The bad news is Hurricane Ike hit Houston pretty hard last weekend and flooded my mom’s house so my wife and I loaded up the truck with a generator, fans, water and gasoline and headed over to Houston to help Mom out.

I had to pull up all the carpets as there was about 2” water in the whole house and had to cut down several large elm trees that had also fallen on the home. It’s a real natural disaster, there are no gas stations open, still no power in her home and a citywide curfew imposed until this mess gets worked out.

Galveston got hit a lot harder, my mom also owns a couple properties down there, both of which seemed to make it through with just some minor flooding. Thank God it wasn’t worse and nobody got hurt, houses can always be fixed.

Hurricane Ike Exxon

Hurricane Ike Uprooted Tree

First Offer

First Offer

After 19 days on the market and 15 showings we finally received our first offer on The Craftsman Bungalow. We are getting great feedback and have had tons of showings personally to buyers driving around without an agent.

This offer was from a lovely young couple who are first time home buyers and not represented by an agent, thus saving us 3%. They still came in about 10% below our asking price, not a bad offer if we were your typical homeowner sitting here with years of equity but since this is an investment property for us, that 10% would represent a nice chunk of our potential profit. We countered their offer over the weekend so we’ll see if they are able to come up a bit. I have a feeling they were stretching already but we’ll see.

In other great news we closed on our next house last week as well. It’s actually on the same street as the other house but larger at about 1550 sf. As I worked everyday on the Craftsman Bungalow I noticed there was another vacant house 4 doors down.

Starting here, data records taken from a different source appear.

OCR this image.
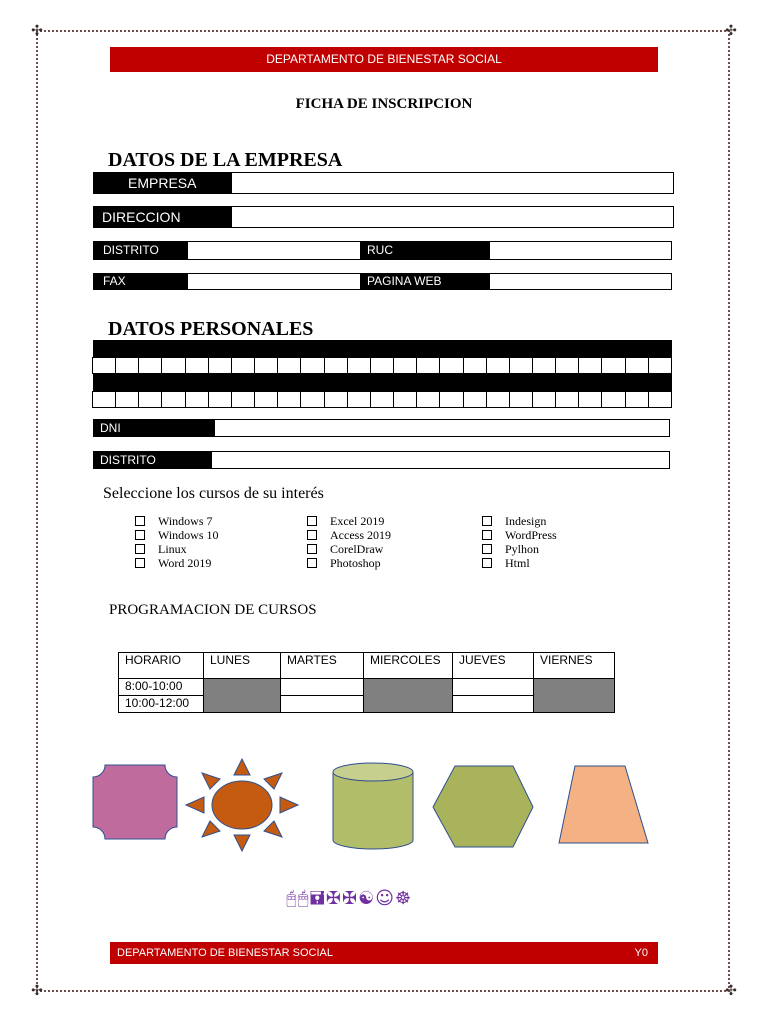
✣	✣
✣	✣
DEPARTAMENTO DE BIENESTAR SOCIAL
FICHA DE INSCRIPCION
DATOS DE LA EMPRESA
EMPRESA
DIRECCION
DISTRITO	RUC
FAX	PAGINA WEB
DATOS PERSONALES
DNI
DISTRITO
Seleccione los cursos de su interés
Windows 7
Windows 10
Linux
Word 2019
Excel 2019
Access 2019
CorelDraw
Photoshop
Indesign
WordPress
Pylhon
Html
PROGRAMACION DE CURSOS
HORARIO	LUNES	MARTES	MIERCOLES	JUEVES	VIERNES
8:00-10:00					
10:00-12:00					
🖰🖱🖬✠✠☯☺☸
DEPARTAMENTO DE BIENESTAR SOCIAL	Y0
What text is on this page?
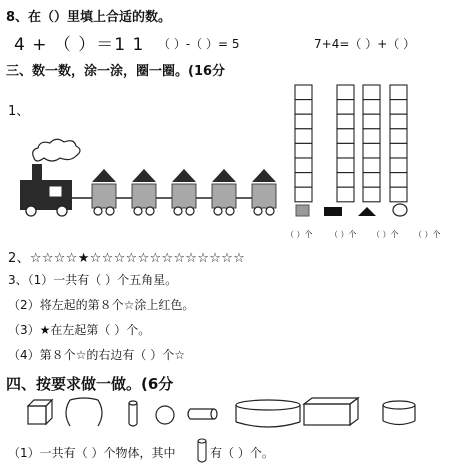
8、在（）里填上合适的数。
4 + （ ）＝1 1 （ ）-（ ）= 5	7+4=（ ）+（ ）
三、数一数，涂一涂，圈一圈。(16分
1、
（ ）个 （ ）个 （ ）个 （ ）个
2、☆☆☆☆★☆☆☆☆☆☆☆☆☆☆☆☆☆
3、（1）一共有（ ）个五角星。
（2）将左起的第８个☆涂上红色。
（3）★在左起第（ ）个。
（4）第８个☆的右边有（ ）个☆
四、按要求做一做。(6分
（1）一共有（ ）个物体，其中	有（ ）个。
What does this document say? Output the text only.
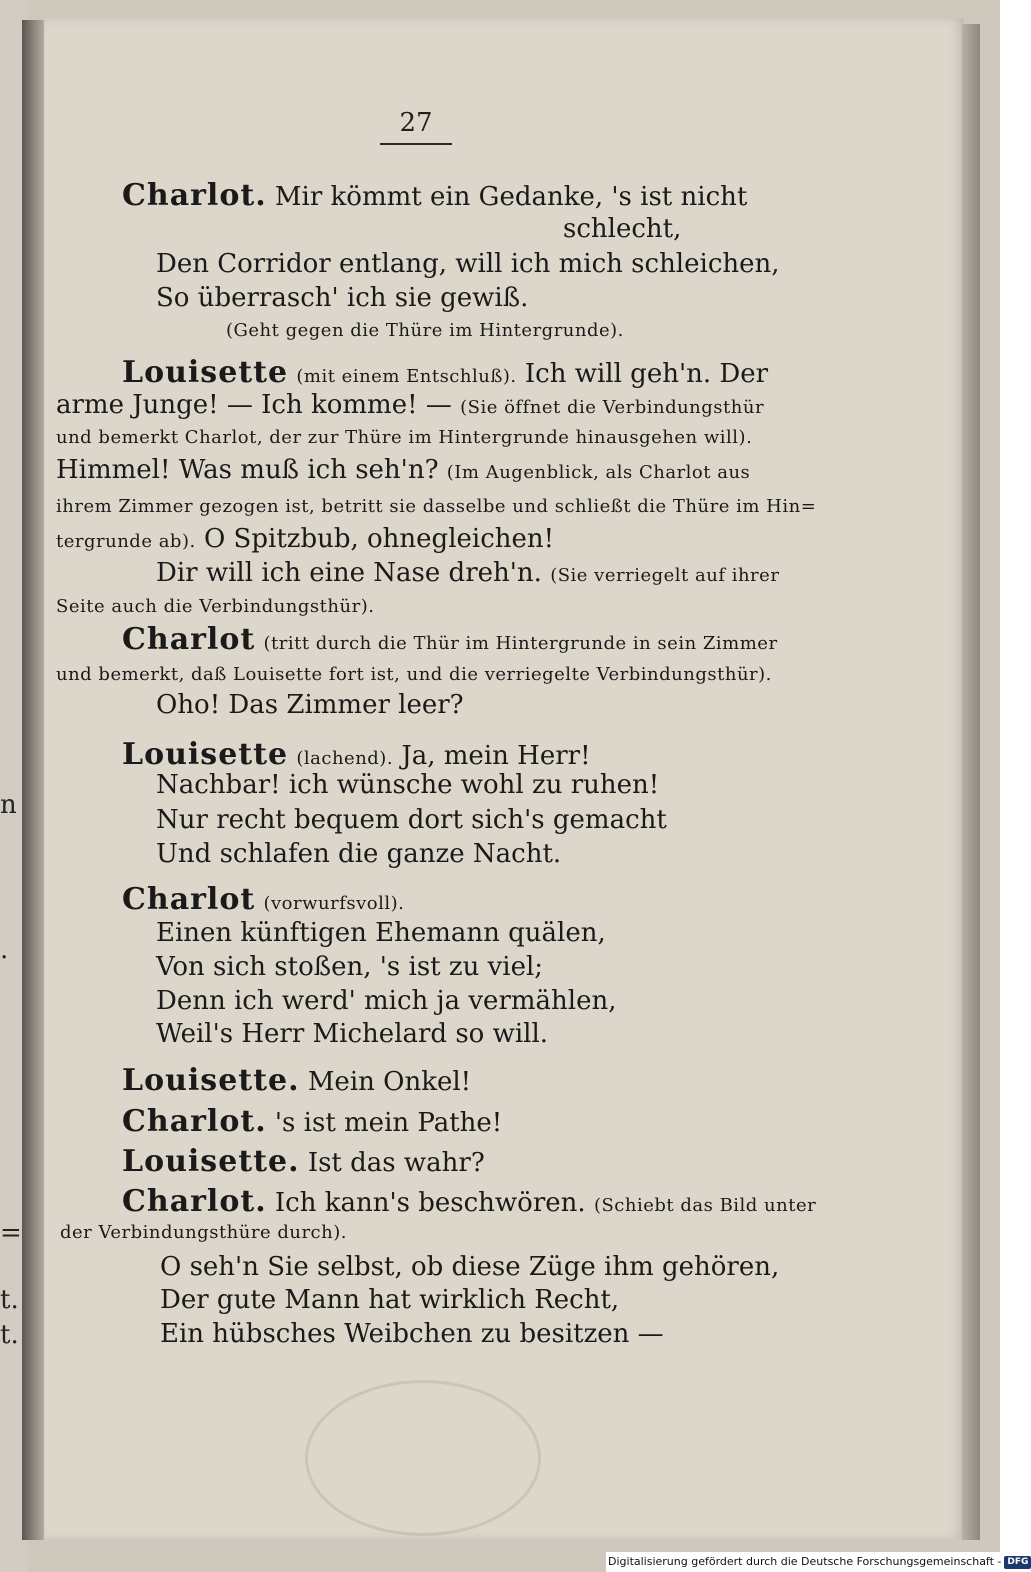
n
.
=
t.
t.
27
Charlot. Mir kömmt ein Gedanke, 's ist nicht
schlecht,
Den Corridor entlang, will ich mich schleichen,
So überrasch' ich sie gewiß.
(Geht gegen die Thüre im Hintergrunde).
Louisette (mit einem Entschluß). Ich will geh'n. Der
arme Junge! — Ich komme! — (Sie öffnet die Verbindungsthür
und bemerkt Charlot, der zur Thüre im Hintergrunde hinausgehen will).
Himmel! Was muß ich seh'n? (Im Augenblick, als Charlot aus
ihrem Zimmer gezogen ist, betritt sie dasselbe und schließt die Thüre im Hin=
tergrunde ab). O Spitzbub, ohnegleichen!
Dir will ich eine Nase dreh'n. (Sie verriegelt auf ihrer
Seite auch die Verbindungsthür).
Charlot (tritt durch die Thür im Hintergrunde in sein Zimmer
und bemerkt, daß Louisette fort ist, und die verriegelte Verbindungsthür).
Oho! Das Zimmer leer?
Louisette (lachend). Ja, mein Herr!
Nachbar! ich wünsche wohl zu ruhen!
Nur recht bequem dort sich's gemacht
Und schlafen die ganze Nacht.
Charlot (vorwurfsvoll).
Einen künftigen Ehemann quälen,
Von sich stoßen, 's ist zu viel;
Denn ich werd' mich ja vermählen,
Weil's Herr Michelard so will.
Louisette. Mein Onkel!
Charlot. 's ist mein Pathe!
Louisette. Ist das wahr?
Charlot. Ich kann's beschwören. (Schiebt das Bild unter
der Verbindungsthüre durch).
O seh'n Sie selbst, ob diese Züge ihm gehören,
Der gute Mann hat wirklich Recht,
Ein hübsches Weibchen zu besitzen —
Digitalisierung gefördert durch die Deutsche Forschungsgemeinschaft - DFG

I asked the neighbors what the story was, all of them telling me that the owner lives out of state but would never sell. One neighbor actually firmly instructed me not to contact him because it would be a waste of time because even if he did decide to sell he had promised the house to this guy’s daughter.

Did I listen to the neighbors? Of course not. I made contact and ended up closing the deal at 51% ARV. The day we closed I put it in MLS wholetail at 70% ARV and we’ve had about 8 showings already on this “Bungalow #2.” We figured we would throw it out there for a few weeks and see if we get any bites and if not our plans are to rehab this as our next project.